= Relativistic plasma =

Relativistic plasmas in physics are plasmas for which relativistic corrections to a particle's mass and velocity are important. Such corrections typically become important when a significant number of electrons reach speeds greater than 0.86c (Lorentz factor γ = 2).

Such plasmas may be created either by heating a gas to very high temperatures or by the impact of a high-energy particle beam. A relativistic plasma with a thermal distribution function has temperatures greater than around 260 keV, or 3.0 GK (5.5 billion degrees Fahrenheit), where approximately 10% of the electrons have γ > 2. Since these temperatures are so high, most relativistic plasmas are small and brief, and are often the result of a relativistic beam impacting some target. (More mundanely, "relativistic plasma" might denote a normal, cold plasma moving at a significant fraction of the speed of light relative to the observer.)

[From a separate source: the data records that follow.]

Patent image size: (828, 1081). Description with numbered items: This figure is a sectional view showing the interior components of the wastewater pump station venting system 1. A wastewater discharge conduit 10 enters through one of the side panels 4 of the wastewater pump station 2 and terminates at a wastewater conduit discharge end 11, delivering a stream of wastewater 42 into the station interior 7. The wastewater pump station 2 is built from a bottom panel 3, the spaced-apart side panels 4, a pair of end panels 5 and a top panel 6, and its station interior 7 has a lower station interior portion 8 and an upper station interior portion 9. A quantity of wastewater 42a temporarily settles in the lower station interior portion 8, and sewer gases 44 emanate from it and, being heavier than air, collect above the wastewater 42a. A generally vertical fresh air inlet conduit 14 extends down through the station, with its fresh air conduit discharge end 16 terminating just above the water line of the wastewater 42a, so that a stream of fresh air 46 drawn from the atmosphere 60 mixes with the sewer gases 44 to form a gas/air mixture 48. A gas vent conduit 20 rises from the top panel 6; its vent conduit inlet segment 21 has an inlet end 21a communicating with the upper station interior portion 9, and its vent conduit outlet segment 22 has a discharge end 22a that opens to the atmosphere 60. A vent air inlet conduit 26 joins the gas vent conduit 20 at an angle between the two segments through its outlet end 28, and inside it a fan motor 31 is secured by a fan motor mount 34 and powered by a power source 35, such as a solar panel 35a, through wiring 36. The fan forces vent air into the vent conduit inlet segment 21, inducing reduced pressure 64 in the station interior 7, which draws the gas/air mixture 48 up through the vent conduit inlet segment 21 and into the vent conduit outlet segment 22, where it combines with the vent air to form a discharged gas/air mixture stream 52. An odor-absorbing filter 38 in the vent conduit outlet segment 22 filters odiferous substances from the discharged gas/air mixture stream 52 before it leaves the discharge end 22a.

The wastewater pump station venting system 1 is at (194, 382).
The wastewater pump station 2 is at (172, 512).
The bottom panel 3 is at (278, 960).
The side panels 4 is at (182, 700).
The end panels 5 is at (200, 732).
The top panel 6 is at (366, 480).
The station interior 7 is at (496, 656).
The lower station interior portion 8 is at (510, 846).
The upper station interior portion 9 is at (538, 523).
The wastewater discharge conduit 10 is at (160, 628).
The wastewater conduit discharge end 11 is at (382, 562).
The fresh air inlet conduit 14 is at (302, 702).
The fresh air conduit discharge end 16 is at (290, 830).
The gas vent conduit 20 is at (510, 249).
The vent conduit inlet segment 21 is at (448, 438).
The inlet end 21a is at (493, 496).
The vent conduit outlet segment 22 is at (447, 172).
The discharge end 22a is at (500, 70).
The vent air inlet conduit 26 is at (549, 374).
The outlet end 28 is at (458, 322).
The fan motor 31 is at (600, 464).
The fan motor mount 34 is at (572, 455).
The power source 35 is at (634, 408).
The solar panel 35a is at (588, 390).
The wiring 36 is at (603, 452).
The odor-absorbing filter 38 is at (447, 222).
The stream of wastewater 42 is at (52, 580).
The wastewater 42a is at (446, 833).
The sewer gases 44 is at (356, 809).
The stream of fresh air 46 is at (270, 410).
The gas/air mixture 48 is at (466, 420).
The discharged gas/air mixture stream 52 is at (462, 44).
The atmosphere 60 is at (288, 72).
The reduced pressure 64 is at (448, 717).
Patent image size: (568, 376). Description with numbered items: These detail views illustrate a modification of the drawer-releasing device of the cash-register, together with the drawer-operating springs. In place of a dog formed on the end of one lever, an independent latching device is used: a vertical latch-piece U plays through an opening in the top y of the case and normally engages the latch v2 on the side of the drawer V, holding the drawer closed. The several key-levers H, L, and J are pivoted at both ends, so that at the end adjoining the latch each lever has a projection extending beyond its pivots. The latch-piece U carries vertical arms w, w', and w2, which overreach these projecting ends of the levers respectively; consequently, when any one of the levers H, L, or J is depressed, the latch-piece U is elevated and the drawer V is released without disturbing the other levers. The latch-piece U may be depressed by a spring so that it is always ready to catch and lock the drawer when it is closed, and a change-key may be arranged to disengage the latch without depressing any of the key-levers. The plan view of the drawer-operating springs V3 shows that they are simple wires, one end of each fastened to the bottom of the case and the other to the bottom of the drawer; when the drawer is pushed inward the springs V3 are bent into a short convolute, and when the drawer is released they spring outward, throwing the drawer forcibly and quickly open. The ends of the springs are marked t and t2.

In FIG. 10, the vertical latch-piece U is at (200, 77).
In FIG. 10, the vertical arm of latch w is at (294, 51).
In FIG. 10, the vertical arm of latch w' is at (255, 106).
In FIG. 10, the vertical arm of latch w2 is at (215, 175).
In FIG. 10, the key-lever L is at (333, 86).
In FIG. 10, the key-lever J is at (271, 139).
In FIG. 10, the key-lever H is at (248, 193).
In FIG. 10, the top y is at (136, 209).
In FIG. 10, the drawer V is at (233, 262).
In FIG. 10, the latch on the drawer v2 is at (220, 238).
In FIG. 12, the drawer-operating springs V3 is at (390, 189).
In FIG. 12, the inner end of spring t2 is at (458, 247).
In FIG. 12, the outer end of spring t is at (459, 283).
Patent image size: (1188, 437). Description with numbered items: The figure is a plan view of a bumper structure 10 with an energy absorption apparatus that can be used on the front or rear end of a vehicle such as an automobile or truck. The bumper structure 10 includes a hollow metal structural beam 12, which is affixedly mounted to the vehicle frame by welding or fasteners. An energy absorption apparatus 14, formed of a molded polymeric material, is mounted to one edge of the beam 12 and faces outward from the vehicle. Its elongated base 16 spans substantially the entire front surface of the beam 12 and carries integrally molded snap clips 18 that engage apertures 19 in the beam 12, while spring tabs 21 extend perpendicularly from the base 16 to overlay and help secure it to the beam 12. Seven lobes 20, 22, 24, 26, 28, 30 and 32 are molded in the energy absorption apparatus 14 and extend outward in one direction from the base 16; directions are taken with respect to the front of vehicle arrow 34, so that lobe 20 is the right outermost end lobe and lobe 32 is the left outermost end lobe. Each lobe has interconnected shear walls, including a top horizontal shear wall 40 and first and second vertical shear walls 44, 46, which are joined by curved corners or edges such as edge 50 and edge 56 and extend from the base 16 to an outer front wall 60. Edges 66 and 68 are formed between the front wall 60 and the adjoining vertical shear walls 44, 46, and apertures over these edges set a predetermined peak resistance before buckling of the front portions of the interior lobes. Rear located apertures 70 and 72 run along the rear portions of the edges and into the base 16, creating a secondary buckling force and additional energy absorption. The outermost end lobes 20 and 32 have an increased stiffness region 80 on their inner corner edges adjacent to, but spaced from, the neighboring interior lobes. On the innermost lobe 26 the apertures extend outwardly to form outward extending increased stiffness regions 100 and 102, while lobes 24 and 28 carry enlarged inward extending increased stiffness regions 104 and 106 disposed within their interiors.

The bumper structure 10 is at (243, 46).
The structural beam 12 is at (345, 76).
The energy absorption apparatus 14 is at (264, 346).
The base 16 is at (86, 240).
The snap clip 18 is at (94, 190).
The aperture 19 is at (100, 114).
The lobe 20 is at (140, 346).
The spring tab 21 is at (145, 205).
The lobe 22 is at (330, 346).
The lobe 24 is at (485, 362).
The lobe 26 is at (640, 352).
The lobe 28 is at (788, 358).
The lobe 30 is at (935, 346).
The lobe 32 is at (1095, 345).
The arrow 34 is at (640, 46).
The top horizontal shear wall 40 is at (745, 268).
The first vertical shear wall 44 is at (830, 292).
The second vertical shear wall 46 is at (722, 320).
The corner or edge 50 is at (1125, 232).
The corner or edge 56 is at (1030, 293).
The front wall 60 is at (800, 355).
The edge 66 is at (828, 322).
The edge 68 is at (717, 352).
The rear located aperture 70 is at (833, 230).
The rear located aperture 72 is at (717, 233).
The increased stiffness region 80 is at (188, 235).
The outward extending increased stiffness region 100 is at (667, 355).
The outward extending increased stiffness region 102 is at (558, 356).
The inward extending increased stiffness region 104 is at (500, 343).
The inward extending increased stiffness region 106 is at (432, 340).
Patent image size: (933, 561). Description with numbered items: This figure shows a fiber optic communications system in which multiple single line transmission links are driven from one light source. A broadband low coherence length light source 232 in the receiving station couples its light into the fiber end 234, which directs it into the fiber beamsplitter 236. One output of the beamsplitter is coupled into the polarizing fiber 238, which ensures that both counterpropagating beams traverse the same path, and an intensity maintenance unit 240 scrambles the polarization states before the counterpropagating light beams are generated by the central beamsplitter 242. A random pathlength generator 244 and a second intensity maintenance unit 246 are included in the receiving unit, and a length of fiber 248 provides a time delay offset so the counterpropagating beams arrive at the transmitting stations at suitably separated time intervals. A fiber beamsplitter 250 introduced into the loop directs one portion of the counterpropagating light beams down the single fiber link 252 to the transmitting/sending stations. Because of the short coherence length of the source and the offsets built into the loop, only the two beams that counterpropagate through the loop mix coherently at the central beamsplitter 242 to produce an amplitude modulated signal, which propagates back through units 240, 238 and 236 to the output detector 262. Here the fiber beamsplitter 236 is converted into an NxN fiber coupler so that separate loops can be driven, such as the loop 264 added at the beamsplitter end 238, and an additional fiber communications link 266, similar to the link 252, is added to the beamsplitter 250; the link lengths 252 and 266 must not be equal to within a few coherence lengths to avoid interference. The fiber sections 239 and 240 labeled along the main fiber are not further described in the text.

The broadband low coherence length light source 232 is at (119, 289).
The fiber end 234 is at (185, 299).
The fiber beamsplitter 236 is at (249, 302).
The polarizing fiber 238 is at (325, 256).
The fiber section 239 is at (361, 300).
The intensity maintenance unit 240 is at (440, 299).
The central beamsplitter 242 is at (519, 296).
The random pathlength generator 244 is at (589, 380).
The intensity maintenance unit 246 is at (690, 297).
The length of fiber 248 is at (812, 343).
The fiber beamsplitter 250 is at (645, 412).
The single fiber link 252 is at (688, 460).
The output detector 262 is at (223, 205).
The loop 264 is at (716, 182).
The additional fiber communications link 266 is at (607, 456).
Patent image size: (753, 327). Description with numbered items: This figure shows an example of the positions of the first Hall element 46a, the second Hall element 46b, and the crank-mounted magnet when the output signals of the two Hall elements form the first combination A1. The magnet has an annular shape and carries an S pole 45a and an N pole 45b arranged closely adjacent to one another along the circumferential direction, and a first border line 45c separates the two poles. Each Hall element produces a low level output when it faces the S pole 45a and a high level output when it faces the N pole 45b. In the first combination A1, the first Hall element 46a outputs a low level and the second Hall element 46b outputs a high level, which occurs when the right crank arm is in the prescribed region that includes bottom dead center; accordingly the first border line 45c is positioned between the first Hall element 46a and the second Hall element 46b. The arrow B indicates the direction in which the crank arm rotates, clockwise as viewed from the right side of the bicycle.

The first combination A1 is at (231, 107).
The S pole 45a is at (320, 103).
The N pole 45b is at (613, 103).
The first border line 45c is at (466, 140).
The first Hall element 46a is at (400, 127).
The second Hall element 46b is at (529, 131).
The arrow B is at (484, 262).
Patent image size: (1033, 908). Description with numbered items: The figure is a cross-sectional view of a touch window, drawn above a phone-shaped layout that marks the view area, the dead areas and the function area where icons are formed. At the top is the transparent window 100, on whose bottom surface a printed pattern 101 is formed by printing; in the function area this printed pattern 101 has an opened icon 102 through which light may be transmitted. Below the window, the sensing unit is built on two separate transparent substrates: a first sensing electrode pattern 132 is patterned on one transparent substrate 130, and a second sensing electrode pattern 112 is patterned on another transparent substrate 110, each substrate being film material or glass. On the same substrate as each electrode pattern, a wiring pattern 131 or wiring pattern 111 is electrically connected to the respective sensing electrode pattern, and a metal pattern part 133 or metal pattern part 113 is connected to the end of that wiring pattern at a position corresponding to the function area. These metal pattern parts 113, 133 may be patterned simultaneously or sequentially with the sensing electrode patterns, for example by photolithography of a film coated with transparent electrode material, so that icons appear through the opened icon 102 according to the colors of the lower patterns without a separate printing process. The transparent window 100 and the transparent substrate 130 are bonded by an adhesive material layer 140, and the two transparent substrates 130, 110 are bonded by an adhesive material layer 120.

Relativistic plasmas may result when two particle beams collide at speeds comparable to the speed of light, and in the cores of supernovae. Plasmas hot enough for particles other than electrons to be relativistic are even more rare, since other particles are more massive and thus require more energy to accelerate to a significant fraction of the speed of light. (About 10% of protons would have γ > 2 at a temperature of 481 MeV, equivalent to 5.6 TK.) Still higher energies are necessary to achieve a quark–gluon plasma.

The primary changes in a plasma's behavior as it approaches the relativistic regime is slight modifications to the equations which describe a non-relativistic plasma and to collision and interaction cross sections. The equations may also need modifications to account for pair production of electron-positron pairs (or other particles at the highest temperatures).

A plasma double layer with a large potential drop and layer separation, may accelerate electrons to relativistic velocities, and produce synchrotron radiation.